Hukum islam dan moral
Secara etimologis kata hukum bersumber dari kata ha ka ma
yang berarti menolak. Terbentuklah kata “al- hakamu” yang berarti menolak
kezaliman atau penganiayaan.Secara terminologi hukum adalah suatu aturan dan
ukuran perbuatan yang menjuruskan perbuatan-perbuatan tersebut ke tujuan yang
semestinya. Jika kata hukum bila disandingkan dengan Islam, maka yang dimaksud
hukum Islam, adalah kitab Allah yang berkaitan dengan perbuatan manusia
(mukallaf), baik berupa perintah, larangan, pilihan maupun ketetapan-ketetapan
hukum kausalitas. Dalam Islam moral dikenal dengan istilah akhlak. al-Ghazali
dalam Ihya’ Ulumuddin menerangkan tentang definisi akhlak sebagai berikut:
Akhlak adalah perilaku jiwa, yang dapat dengan mudah melahirkan perbuatan-
perbuatan, tanpa memerlukan pemikiran dan pertimbangan. Apabila perilaku
tersebut mengeluarkan beberapa perbuatan baik dan terpuji, baik menurut akal
maupun tuntunan agama, perilaku tersebut dinamakan akhlak yang baik dan
sebaliknya
Menurut Prof. Dr. Hazairin, menyatakan bahwa hukum tanpa
moral adalah kezaliman, moral tanpa hukum adalah anarki dan utopia yang
menjurus kepada peri-kebinatangan. Hanya hukum yang dipeluk oleh kesusilaan dan
berakar pada kesusilaan yang dapat mendirikan kemanusiaan.

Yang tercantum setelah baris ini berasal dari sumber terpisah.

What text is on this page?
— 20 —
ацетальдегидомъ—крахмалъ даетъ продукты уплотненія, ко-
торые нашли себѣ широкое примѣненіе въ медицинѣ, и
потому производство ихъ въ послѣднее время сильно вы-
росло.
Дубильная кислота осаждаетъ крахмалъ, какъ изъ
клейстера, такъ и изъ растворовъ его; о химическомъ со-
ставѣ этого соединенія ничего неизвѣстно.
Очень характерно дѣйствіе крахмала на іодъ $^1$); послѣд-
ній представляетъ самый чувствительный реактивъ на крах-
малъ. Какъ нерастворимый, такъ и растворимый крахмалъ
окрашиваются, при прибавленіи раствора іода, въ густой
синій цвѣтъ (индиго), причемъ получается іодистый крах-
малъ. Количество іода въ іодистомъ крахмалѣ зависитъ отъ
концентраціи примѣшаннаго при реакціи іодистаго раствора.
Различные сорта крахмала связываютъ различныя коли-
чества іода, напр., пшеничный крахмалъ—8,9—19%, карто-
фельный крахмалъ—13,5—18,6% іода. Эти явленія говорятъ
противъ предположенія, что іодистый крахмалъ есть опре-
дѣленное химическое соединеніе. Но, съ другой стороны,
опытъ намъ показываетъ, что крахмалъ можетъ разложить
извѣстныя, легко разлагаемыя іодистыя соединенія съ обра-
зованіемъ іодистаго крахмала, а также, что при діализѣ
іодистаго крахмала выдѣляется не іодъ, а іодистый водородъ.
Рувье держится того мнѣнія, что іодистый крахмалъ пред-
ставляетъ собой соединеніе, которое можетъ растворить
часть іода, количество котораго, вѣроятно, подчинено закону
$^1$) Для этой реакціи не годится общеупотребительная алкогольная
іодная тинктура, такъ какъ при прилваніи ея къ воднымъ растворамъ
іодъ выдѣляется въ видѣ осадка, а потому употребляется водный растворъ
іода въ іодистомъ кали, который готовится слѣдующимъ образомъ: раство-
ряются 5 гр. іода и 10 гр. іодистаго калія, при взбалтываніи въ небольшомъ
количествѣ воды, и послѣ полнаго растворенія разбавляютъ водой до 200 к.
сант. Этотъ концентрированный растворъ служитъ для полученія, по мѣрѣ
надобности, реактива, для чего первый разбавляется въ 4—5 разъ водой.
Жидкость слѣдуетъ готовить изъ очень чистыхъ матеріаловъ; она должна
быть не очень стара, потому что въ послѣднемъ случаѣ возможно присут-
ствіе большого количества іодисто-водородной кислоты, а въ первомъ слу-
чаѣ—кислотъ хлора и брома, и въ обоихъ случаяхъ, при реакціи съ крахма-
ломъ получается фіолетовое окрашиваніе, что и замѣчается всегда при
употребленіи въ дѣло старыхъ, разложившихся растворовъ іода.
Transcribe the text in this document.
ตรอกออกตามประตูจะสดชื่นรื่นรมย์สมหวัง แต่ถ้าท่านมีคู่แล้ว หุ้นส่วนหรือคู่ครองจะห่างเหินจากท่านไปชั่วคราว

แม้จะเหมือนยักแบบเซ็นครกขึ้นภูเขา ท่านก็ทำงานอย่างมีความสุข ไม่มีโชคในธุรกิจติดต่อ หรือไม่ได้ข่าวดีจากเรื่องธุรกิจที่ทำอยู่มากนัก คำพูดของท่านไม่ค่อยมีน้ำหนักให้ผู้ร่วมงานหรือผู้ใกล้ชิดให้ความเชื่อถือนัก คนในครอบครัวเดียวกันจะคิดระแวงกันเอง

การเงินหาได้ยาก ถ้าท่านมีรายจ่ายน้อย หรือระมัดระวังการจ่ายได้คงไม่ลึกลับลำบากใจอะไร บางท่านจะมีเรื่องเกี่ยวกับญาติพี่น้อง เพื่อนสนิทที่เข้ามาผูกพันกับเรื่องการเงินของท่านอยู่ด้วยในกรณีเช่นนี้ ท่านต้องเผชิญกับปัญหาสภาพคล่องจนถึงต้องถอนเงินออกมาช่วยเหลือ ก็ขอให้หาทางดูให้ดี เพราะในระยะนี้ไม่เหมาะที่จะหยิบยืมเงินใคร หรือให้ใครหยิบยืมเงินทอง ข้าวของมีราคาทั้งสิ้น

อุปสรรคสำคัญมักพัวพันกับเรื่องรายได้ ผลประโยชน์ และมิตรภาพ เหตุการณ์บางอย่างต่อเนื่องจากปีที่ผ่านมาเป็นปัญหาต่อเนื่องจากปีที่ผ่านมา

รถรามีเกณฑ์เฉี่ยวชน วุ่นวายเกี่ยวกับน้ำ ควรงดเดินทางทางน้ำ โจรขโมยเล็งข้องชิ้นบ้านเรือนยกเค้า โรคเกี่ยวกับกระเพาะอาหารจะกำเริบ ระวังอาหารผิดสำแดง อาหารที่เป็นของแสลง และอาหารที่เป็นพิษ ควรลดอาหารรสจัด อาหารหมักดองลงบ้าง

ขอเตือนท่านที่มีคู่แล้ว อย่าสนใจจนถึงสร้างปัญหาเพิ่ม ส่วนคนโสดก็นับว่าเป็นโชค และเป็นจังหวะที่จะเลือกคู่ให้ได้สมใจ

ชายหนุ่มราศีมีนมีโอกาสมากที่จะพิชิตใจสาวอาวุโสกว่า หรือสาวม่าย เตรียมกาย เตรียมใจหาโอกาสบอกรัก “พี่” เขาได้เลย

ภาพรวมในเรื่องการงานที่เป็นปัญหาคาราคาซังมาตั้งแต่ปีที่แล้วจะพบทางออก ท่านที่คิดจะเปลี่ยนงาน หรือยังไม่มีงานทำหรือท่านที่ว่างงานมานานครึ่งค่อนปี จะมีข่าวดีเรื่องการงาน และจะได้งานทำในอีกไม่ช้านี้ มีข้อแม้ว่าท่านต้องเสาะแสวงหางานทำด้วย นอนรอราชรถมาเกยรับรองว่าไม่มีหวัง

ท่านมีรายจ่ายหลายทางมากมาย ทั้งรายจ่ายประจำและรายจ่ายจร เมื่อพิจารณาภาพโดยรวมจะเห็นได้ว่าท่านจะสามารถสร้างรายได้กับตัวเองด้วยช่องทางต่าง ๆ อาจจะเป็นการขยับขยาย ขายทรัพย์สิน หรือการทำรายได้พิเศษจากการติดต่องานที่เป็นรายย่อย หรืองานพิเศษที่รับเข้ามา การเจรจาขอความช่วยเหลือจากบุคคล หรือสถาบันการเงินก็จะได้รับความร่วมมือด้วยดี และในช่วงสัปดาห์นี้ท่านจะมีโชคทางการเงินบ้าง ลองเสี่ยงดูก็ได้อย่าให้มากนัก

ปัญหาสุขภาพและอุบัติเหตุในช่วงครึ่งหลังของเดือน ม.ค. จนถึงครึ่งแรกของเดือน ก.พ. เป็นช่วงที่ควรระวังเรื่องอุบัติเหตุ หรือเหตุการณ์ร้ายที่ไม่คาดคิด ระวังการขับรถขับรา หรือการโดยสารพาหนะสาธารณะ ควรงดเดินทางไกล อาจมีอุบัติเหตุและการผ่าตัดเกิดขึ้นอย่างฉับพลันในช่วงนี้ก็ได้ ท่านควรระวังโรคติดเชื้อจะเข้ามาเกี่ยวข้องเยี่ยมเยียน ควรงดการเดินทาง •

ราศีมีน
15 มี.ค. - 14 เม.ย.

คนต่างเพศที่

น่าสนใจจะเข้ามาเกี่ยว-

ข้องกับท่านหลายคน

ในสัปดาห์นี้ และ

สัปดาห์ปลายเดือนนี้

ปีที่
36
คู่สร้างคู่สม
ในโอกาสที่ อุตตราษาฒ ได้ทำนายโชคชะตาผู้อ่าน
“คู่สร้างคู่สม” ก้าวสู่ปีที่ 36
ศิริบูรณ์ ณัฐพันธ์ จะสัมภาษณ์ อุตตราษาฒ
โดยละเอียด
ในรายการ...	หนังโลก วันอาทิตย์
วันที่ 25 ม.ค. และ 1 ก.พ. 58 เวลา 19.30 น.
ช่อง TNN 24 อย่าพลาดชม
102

Sebagaimana aliran hukum alam,hukum Islam juga tidak
memisahkan antara hukum dan moral. Hukum Islam memandang keduanya sebagai satu
kesatuan yang tak dapat dipisahkan.Sebagai guide-line atau perangkat aturan,
hukum tidak bisa berdiri sendiri dalam interaksinya dengan
masyarakat.Sebaliknya, ia perlu disandingkan dengan komponen lain, yaitu
moralitas yang dalam terminologi agama sering disebut tasawuf atau akhlaq
karimah.Dalam Islam, hukum secara luas dibagi menjadi dua elemen besar, yaitu
fiqh ibadah (ritual) dan fiqh mu’amalah
Dua elemen tersebut menjadi kan hukum bukan hanya faktor
utama tapi juga faktor yang memberikan bentuk. Masyarakat Islam secara ideal
harus sesuai dengan kitab hukum,sehingga tidak ada perubahan sosial yang
mengacaukan atau menimbulkan karakter tak bermoral dalam masyarakat. Hukum
Islam harus berjalan sesuai dengan prinsip-prinsip moralitas seperti yang
dinyatakan oleh Islam. Hukum Islam memberikan ketentuan bahwa kaidah kesusilaan
tidak boleh bertentangan dengan syarat-syarat yang termaktub dalam Al-Qur’an
dan Al hadits
Syariah Islam adalah kode hukum dan kode moral sekaligus. Ia
merupakan pola yang luas tentang tingkah laku manusia yang berasal dari
otoritas kehendak Allah yang tertinggi. Sehingga garis pemisah antara hukum dan
moralitas sama sekali tidak bisa ditarik secara jelas
Dari beberapa ayat dalam Al-Qur’an dapat ditemukan tentang
pelaksanaan hukum Islam yang sangat mengutamakan moral, antara lain
Surah An-Nur ayat 2:
Pezina perempuan dan pezina laki-laki, deralah masing-masing
dari keduanya seratus kali, dan janganlah rasa belas kasihan kepada keduanya
mencegah kamu untuk (menjalankan) agama (hukum) Allah, jika kamu beriman kepada
Allah dan hari kemudian; dan hendaklah (pelaksanaan) hukuman mereka disaksikan
oleh sebagian orang-orang yang beriman.(Q.S An-Nur ayat 2)
Ayat ini menjelaskan, dalam hukum islam terdapat ketentuan bahwa orang yang
melakukan zina (hubungan seksual di luar nikah) diancam
dengan pidana cambuk seratus kali di depan umum (orang banyak). Menurut
syari’at, hubungan seksual itu sakral dan harus disalurkan secara benar dan
bermoral, lewat pernikahan. Penyaluran seks di luar nikah disebut zina dan
merupakan pelanggaran yang amat tercela dan merupakan perbuatan keji menurut
agama. Karena zina dapat merusak akal sehat dan fitrah manusia yang suci. Hal
ini dikarenakan perbuatan zina mengandung unsur melampaui batas terhadap hak
Allah dan melampaui batas terhadap kehormatan wanita dan keluarganya.